Kara Walker is a contemporary African-American visual artist who has achieved unparalleled global success. Her cut-paper silhouettes and animations, exhibited and owned by museums across the United States and abroad, explores race, gender, sexuality, violence and identity to amplify the dysfunctions propagated by slavery.
She is known for her black and white cut-paper silhouettes of slave masters and mammies that evoke the racism and exploitation of women during the antebellum years.
Some of her early influences include Andy Warhol, with his omnivorous eye and moral distance; and Robert Colescott, who inserted cartoonish Dixie sharecroppers into his version of Vincent van Gogh’s Dutch peasant cottages.
Walker was born in Stockton, California in 1969. The family relocated to her father, Larry Walker’s native Georgia after he accepted a position at Georgia State University when she was 13. Mr. Walker was a formally educated artist, professor, and administrator. Her mother worked as an administrative assistant.
She recalls one of her fondest childhood memories with her father.
“One of my earliest memories involves sitting on my dad’s lap in his studio in the garage of our house and watching him draw. I remember thinking: ‘I want to do that, too,’ and I pretty much decided then and there at age 2½ or 3 that I was an artist just like Dad.” —Kara Walker
She received her BFA from the Atlanta College of Art in 1991 and her MFA from the Rhode Island School of Design in 1994.

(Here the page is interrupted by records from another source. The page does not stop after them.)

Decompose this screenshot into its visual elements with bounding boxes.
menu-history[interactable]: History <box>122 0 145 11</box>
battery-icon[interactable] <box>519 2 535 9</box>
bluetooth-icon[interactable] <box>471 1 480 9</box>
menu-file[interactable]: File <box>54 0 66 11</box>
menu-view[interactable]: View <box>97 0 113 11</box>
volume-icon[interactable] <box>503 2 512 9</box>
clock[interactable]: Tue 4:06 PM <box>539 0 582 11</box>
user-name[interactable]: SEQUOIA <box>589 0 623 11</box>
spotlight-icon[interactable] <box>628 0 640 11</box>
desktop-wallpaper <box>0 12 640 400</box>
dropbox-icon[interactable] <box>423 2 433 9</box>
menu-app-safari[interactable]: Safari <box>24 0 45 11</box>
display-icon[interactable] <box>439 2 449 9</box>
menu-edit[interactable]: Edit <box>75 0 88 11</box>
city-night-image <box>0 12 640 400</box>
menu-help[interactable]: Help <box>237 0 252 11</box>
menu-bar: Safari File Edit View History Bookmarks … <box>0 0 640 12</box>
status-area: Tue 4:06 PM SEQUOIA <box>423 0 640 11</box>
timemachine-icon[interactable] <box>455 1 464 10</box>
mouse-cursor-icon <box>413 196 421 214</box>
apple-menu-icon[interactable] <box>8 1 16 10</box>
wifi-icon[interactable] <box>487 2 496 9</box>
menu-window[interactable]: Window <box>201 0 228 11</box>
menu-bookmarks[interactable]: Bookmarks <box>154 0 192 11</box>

Walker first came to art world attention in 1994 with her mural “Gone, An Historical Romance of a Civil War as It Occurred Between the Dusky Thighs of One Young Negress and Her Heart.” This unusual cut-paper silhouette mural, presenting an old-timey south filled with sex and slavery was an instant hit.
At the age of 27 she became the second youngest recipient of the coveted MacArthur “genius” grant and has had solo exhibitions at the Metropolitan Museum of Art, the Walker Art Museum in Minneapolis and the San Francisco Museum of Modern Art.
In 2006, she returned to the imagery of the black body in “After the Deluge,” a reflection on the devastation of Hurricane Katrina.
In 2007 Walker Art Center exhibition Kara Walker: My Complement, My Oppressor, My Enemy, My Love was her first full-scale U.S. museum survey.
One of Ms. Walker’s largest works, is intended to be a tribute to the African-American women involved in the 19th century sugar trade. The “Marvelous Sugar Baby” is her first sculpture and unlike anything she’s done before.
“The 75-foot sugar-covered sphinx drew more than 130,000 viewers during its two-month run at the Domino sugar factory, with an average attendance of 5,000 a day on the weekends it was open. The last two-days attendance surged to 10,000 a day while “A Subtlety,” was on display.
“In some ways, doing a project like this is a bit of a nose-thumbing at detractors, naysayers, haters,” Ms. Walker said of her Domino sphinx. With her earlier work, even her supporters conceded that the recurring antihero of Ms. Walker’s work — known as “the Negress” — had never had true control of her fate. But with Ms. Walker’s Negress-as-sphinx, that underdog may have at last become the unbeatable overcat.
Walker currently lives in New York, where she has been a professor of visual arts in the MFA program at Columbia University since 2001.